The bulls are a portion of the 55 Yellowstone bison that have been held in quarantine on the Fort Peck Assiniboine and Sioux Tribes’ reservation in Eastern Montana for the past year. The wild animals were originally captured after migrating out of the park into Montana near Gardiner. They have been quarantined and repeatedly tested to insure they don’t have diseases such as brucellosis, which can cause pregnant cattle to abort.
“I’m really excited to see this happen because these animals have an alternative rather than going to slaughter,” said Doc Woerner, a Laurel veterinarian and bison advocate who’s been involved in the tribal quarantine process.
The bison transfers are the outgrowth of a long-evolving process.

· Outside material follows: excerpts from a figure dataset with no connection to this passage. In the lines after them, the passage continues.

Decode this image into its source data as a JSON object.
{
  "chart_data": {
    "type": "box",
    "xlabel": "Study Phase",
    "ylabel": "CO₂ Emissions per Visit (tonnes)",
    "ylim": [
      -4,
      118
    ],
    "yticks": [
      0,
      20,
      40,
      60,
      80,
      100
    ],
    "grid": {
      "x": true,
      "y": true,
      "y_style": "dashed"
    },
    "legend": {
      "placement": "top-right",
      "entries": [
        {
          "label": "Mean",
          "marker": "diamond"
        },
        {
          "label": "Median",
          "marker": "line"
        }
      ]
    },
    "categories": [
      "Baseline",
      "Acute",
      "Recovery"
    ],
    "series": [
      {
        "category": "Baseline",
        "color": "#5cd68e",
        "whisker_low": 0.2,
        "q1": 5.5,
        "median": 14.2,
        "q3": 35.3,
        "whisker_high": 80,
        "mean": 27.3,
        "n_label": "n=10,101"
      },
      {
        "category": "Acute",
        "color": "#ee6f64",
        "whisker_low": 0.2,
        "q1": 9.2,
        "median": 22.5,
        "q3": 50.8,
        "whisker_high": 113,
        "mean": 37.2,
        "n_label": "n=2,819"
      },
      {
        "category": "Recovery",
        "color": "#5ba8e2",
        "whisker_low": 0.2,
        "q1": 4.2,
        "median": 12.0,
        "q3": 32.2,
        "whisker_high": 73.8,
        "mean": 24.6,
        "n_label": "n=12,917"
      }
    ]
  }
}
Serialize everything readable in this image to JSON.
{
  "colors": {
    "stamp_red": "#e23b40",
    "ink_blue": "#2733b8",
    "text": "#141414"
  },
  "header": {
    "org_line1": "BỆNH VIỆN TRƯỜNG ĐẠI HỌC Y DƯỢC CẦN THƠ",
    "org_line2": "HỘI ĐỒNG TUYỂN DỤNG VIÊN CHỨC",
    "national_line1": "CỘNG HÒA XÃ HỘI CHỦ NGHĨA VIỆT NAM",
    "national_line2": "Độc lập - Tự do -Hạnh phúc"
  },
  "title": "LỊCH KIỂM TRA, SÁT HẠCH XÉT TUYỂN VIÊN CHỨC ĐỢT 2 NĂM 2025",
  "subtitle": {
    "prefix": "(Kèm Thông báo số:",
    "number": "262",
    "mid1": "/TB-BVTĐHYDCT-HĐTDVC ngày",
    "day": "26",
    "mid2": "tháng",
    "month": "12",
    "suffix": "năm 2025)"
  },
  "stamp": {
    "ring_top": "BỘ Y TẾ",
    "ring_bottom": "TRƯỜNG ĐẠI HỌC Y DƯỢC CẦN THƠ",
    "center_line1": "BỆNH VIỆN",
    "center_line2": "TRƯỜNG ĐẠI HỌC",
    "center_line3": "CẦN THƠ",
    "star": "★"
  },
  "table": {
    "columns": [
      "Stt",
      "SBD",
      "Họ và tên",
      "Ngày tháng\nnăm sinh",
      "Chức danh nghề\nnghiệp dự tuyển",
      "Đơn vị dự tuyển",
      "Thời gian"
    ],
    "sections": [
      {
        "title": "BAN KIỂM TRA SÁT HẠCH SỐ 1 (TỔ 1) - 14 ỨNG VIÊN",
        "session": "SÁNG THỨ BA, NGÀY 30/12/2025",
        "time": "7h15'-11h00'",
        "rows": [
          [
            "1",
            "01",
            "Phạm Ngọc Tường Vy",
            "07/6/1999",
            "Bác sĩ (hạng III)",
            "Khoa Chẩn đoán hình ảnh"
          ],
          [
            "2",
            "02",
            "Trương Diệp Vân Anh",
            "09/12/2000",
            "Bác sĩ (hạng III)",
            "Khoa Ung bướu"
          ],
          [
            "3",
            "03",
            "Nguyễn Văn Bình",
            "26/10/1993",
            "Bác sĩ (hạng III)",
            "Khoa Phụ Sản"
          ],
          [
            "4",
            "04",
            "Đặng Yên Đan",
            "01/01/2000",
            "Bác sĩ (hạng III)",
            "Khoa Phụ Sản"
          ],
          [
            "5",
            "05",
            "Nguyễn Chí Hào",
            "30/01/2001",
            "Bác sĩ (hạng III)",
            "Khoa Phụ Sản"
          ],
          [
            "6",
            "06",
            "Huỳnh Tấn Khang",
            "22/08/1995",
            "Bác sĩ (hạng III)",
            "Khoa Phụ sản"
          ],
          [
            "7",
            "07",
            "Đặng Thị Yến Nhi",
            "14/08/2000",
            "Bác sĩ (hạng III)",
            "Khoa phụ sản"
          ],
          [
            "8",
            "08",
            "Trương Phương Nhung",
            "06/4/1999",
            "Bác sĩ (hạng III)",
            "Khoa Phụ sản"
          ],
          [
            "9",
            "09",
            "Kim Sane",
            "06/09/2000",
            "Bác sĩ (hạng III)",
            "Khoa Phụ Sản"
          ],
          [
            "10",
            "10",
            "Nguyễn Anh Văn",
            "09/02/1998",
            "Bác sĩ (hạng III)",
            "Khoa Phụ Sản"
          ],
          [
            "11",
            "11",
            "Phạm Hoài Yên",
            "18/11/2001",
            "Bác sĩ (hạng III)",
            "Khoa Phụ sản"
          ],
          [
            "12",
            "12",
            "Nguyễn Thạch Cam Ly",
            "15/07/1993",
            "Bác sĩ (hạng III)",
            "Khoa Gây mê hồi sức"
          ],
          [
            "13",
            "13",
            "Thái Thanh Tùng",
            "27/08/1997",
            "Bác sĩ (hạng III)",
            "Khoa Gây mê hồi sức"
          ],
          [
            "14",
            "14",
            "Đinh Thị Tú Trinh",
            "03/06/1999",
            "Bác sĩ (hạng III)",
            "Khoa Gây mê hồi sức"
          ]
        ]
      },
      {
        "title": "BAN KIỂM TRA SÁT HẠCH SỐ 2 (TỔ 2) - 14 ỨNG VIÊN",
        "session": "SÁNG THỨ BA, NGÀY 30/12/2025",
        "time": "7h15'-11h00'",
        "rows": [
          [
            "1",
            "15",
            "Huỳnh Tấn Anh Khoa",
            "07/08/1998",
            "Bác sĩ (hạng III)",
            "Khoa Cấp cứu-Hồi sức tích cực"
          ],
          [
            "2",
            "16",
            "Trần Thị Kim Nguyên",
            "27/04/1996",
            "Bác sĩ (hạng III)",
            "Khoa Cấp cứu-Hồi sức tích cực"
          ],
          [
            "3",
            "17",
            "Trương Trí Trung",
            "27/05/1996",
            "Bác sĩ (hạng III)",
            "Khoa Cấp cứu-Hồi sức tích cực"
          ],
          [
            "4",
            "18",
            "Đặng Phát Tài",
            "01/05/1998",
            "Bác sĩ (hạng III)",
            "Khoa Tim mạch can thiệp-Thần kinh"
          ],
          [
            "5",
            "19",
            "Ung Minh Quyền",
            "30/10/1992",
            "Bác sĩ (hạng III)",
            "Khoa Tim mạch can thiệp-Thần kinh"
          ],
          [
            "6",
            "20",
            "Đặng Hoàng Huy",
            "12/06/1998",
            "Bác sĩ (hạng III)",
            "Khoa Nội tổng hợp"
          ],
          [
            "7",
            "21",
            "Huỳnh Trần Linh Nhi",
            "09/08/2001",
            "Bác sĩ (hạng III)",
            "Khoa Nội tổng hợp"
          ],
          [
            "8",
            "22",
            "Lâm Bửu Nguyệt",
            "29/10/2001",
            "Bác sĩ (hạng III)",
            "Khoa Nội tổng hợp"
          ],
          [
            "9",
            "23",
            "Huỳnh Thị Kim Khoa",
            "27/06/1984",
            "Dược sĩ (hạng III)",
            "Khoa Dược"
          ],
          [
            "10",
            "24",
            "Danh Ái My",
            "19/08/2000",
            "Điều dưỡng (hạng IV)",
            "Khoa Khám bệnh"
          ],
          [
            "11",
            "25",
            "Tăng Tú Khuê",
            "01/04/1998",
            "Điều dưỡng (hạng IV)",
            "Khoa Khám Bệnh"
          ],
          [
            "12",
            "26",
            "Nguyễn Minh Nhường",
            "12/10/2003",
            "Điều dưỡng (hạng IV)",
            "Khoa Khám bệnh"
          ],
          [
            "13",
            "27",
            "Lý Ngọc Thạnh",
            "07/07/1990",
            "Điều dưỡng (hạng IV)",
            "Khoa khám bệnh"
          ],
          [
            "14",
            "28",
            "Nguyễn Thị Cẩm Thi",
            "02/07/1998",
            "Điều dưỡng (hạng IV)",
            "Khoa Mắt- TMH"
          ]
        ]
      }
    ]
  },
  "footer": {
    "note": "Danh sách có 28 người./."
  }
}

“It’s been 30 years in the works,” Woerner said.
Under an agreement with the state of Montana, Yellowstone’s staff annually gathers and sends to slaughter hundreds of park bison every year. The animals are butchered and the meat is given to participating tribes. The agreement was designed to reduce the number of bison migrating into Montana, since some may carry brucellosis.
Scientists believe brucellosis is spread through contaminated birthing materials after an infected cow bison delivers its calf. Livestock coming into contact with the afterbirth may be infected.
During Yellowstone’s annual winter bison roundups, a small contingent that is brucellosis-free is set aside for quarantine. Since 2018, quarantine operations have saved more than 200 Yellowstone bison from slaughter, according to ITBC. Meanwhile, more than 10,000 bison have been slaughtered.
Paradoxically, thousands of Yellowstone elk migrate into Montana and also carry the disease. A state management plan attempts to keep elk separated from cattle in southwestern Montana via hazing and targeted hunts so the disease doesn’t spread.
Tribal and conservation groups, and Yellowstone’s former superintendent, have pushed for the state of Montana and the U.S. Department of Agriculture’s Animal and Plant Health Inspection Service, known as APHIS, to expand the quarantine process. So far APHIS has opposed moving animals too far away from the park before they have met an agreed upon testing protocol. The protocol mandates one year of quarantine and testing for bulls, two-and-a-half years for immature females.
Yet Woerner sees hope in the recent ITBC shipments of bison to tribes.
“The quarantine program is starting to work,” he said. “Hopefully in the future we will be shipping family groups.”
As Berns and her crew found out, there’s nothing simple about moving bison across the country, but she was determined to make it happen.
“This has just been a passion of mine, to make sure that it happened,” she said.
“What’s struck me is how creative the whole team has been,” said Davenport, the ITBC biologist. “We’ve had so many road blocks along the way.”
Although the bison shipments have the potential to help the tribes economically through hunts, as well as to feed tribal members, there’s more to the program.
The transfer of animals will “ensure that buffalo and Native people are reunited to restore their land, culture, and ancient relationship across North America,” said Ervin Carlson, president of ITBC, in a statement.
“It’s just so spectacular this can happen,” Davenport said. “It’s a symbolic and literal victory.”
Editor's note: This story was corrected to reflect that the bison were donated to the tribes, not sold.